The story drifts from past to present, from one damaged character to another. Whether they are central to the story or playing a bit part, the characters are unique and unforgettable. Tiffany Brisette, Tanveer’s girlfriend, is driven by the need to feel empowered. She thinks she can control the game when she’s with a man because she’s the only one who knows they’re playing a game. Her sister Jamelia, a little slow and befuddled by life (and by far the novel’s sweetest character), is convinced that God will eventually punish Tiffany for being mean to everyone. Aging part-time sex worker Rocío Baeza just wants to stay alive while she supplements her family’s income. Allawi, like barbers everywhere, is the barrio’s central repository of gossip.
Carlos Zanón writes with insight and sensitivity about hopeless and forgotten lives. His characters are incapable of planning or of achieving goals because in their lives “one thing knocks away another, like in a billiards game.” Their aspirations are simple -- a stable relationship, a job, a good life -- but unattainable. Although they seem destined to make bad choices, it’s not clear that good choices are ever available. They are prisoners of their own fatalism. They live together but they are alone, “their hearts withered by solitude.”
The barrio itself is virtually a character. This isn’t the Barcelona of fashion models, art museums, and trendy tapas bars, where happy tourists play on white sand beaches. It is a gritty place where dreams shatter like the windows of abandoned cars, a locked warehouse that isolates the poor and the mentally ill and the drug addicted, a place where the criminal underclass allies with the Arab immigrants who are shunned elsewhere.

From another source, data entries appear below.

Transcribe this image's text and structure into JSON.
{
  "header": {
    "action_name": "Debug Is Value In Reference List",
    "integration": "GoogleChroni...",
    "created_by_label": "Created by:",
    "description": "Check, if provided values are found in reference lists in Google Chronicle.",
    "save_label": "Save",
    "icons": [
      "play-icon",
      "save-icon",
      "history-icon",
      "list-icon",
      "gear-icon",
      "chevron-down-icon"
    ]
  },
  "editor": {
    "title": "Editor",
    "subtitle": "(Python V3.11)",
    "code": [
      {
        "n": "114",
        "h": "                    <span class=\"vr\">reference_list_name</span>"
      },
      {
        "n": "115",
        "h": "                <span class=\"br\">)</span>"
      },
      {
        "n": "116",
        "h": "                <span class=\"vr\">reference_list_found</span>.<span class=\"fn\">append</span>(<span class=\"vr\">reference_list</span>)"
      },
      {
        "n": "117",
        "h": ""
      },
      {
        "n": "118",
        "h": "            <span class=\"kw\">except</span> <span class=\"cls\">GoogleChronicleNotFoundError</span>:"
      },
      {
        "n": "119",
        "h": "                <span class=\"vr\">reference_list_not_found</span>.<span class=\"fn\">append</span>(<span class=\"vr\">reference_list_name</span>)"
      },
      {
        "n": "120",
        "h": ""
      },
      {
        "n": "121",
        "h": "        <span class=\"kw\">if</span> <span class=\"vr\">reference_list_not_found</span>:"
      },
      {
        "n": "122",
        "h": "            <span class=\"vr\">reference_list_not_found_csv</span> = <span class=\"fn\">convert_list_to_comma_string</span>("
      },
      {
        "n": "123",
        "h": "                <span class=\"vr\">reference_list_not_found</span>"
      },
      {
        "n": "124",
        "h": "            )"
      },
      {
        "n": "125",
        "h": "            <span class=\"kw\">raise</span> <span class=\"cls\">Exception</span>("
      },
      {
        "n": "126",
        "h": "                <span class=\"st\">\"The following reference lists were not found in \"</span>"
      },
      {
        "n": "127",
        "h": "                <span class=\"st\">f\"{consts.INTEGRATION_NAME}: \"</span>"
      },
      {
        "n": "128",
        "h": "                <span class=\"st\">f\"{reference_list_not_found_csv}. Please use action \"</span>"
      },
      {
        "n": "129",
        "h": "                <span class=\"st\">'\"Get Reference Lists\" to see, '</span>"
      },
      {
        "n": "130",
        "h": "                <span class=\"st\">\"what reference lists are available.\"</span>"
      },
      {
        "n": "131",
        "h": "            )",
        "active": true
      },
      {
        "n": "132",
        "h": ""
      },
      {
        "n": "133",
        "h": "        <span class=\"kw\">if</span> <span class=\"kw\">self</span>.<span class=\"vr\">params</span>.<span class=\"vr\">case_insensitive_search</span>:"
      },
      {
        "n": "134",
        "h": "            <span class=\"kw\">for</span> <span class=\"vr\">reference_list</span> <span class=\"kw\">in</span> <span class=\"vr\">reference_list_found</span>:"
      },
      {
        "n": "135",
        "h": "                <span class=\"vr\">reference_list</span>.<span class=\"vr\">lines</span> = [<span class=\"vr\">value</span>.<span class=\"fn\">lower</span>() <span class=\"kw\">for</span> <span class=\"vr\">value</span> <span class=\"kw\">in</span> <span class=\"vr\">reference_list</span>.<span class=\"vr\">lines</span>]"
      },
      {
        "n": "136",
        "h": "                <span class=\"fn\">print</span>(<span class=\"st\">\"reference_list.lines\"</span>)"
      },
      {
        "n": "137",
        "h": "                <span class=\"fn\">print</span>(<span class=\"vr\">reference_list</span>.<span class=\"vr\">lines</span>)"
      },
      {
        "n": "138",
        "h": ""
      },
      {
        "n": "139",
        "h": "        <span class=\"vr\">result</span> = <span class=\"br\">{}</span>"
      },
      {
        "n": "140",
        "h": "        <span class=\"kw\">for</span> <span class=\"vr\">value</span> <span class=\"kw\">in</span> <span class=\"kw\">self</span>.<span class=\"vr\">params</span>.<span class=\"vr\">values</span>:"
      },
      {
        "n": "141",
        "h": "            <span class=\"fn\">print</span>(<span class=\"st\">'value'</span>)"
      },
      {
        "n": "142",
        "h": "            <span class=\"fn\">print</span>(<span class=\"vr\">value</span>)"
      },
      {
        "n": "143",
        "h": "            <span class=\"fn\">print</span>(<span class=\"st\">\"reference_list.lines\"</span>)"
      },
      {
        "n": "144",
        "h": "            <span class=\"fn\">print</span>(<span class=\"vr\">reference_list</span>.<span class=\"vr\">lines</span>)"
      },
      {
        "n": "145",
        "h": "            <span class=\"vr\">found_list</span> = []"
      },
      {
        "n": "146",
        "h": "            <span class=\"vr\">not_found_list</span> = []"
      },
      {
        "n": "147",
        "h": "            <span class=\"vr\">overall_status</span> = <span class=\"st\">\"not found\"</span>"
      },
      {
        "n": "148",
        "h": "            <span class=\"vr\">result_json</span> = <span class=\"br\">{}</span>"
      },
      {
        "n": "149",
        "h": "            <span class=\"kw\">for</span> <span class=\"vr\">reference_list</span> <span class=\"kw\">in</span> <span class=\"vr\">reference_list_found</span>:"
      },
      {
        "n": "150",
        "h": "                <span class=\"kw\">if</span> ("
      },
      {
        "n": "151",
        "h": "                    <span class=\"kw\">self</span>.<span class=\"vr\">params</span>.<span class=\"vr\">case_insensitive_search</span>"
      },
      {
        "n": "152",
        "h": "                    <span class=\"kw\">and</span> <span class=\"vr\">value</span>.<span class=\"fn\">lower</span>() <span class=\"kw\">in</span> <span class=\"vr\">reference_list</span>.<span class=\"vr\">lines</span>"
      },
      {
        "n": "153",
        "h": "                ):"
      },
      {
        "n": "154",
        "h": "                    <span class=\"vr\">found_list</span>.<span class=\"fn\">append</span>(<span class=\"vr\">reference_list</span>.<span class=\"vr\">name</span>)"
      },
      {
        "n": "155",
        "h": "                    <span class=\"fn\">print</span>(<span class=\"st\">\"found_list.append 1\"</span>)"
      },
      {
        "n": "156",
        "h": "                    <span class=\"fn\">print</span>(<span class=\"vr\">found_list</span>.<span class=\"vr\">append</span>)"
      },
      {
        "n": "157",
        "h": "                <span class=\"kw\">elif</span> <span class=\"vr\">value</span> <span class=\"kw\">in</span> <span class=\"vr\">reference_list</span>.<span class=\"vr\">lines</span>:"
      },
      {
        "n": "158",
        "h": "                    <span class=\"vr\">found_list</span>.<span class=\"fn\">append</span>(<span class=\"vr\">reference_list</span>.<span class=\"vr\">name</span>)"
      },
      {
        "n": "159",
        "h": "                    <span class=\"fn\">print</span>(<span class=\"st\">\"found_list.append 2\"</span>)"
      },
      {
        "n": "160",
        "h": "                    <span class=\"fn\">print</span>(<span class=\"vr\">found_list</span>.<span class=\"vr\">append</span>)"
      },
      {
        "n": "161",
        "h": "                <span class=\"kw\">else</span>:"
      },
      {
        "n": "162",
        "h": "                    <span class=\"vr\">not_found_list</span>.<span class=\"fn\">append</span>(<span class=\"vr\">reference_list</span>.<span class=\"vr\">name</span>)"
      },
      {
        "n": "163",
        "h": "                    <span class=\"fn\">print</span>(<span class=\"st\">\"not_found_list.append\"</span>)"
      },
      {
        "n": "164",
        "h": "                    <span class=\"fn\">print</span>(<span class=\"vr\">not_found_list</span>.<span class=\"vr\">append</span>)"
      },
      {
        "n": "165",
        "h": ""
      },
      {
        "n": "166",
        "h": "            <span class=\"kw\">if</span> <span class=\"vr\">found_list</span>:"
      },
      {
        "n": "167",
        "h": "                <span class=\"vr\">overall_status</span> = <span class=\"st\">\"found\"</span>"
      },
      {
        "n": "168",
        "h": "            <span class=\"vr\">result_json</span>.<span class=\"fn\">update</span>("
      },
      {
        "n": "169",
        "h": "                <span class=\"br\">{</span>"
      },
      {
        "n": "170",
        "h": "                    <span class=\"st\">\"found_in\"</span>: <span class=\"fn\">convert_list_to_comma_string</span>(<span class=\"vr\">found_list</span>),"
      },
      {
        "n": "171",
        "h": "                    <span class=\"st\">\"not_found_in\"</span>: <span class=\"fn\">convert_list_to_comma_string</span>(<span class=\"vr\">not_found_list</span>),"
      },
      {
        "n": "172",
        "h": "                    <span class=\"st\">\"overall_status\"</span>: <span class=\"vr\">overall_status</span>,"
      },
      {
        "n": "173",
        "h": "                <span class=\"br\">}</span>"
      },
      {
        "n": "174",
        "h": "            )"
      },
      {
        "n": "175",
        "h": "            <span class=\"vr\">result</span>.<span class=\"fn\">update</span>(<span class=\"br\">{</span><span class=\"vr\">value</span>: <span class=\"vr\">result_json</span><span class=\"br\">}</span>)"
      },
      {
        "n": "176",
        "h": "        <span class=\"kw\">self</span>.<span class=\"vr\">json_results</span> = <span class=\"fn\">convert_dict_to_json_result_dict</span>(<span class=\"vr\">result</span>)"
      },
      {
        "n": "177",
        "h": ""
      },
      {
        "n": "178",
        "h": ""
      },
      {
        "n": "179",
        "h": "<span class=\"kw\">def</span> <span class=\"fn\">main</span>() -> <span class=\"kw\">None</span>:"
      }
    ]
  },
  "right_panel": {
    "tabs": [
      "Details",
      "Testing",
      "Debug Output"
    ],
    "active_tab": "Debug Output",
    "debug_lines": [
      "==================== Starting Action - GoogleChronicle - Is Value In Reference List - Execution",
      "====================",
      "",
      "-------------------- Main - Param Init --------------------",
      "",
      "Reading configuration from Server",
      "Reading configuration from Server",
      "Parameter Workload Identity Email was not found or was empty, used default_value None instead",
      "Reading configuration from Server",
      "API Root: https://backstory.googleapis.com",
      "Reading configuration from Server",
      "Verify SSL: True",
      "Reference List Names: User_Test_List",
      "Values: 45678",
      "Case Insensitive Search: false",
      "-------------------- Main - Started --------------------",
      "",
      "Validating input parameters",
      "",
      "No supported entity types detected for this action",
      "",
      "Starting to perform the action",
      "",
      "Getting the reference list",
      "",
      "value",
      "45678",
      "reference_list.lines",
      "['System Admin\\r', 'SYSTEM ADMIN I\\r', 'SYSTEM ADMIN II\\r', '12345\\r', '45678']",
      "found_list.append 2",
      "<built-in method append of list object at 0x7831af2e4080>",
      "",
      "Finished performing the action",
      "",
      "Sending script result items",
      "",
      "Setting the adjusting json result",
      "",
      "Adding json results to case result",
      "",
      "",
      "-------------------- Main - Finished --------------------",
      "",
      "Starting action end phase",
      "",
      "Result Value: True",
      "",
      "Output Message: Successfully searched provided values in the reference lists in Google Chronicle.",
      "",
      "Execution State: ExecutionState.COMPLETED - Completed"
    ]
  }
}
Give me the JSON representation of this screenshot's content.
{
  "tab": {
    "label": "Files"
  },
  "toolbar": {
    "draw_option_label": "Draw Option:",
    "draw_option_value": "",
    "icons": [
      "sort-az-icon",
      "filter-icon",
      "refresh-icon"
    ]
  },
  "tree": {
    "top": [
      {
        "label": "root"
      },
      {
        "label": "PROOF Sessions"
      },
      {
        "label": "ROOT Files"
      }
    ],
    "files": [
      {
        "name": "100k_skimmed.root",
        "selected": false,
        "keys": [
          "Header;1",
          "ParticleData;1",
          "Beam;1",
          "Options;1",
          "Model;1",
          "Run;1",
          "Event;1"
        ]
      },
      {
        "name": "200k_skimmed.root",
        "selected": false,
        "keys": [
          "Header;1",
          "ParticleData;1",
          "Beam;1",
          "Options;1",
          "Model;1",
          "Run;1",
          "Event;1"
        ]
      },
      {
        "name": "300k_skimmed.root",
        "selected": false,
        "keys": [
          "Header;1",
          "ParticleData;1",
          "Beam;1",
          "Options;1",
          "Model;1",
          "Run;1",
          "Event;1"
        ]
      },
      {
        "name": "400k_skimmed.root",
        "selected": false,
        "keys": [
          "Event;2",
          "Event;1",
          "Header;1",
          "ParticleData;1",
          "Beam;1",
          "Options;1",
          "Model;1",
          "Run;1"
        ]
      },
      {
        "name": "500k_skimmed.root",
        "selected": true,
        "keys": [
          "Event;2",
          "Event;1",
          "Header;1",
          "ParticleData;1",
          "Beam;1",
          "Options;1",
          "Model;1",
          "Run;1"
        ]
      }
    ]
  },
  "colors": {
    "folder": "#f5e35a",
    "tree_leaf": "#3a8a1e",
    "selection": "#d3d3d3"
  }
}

Zanón’s powerful prose builds and maintains teeth-clenching tension as the story moves to a conclusion that the reader will both anticipate and dread. It seems inevitable that at least one luckless life will end tragically, yet the final chapters leave room for the reader’s imagination to fill in the gaps. Some readers will dislike the uncertainty, the feeling that the novel isn’t quite finished, but I appreciated the respite it offered from the sense of impending doom that pervades much of the story.
Although I loved The Barcelona Brothers, I recognize that many readers will not. If you are looking for humor and warmth, look elsewhere. If you do not like a book unless you like the characters, if you believe fictional characters should always learn lessons or experience moral transformations, this is not the book for you. The world doesn't always work that way, and The Barcelona Brothers reflects that reality.
It is a tribute to Zanón that he made me care so much about such disagreeable people. If, like me, you appreciate strong and uncompromising writing that examines the hearts and minds of realistic (albeit broken) characters in dark settings, you will find much to admire in The Barcelona Brothers.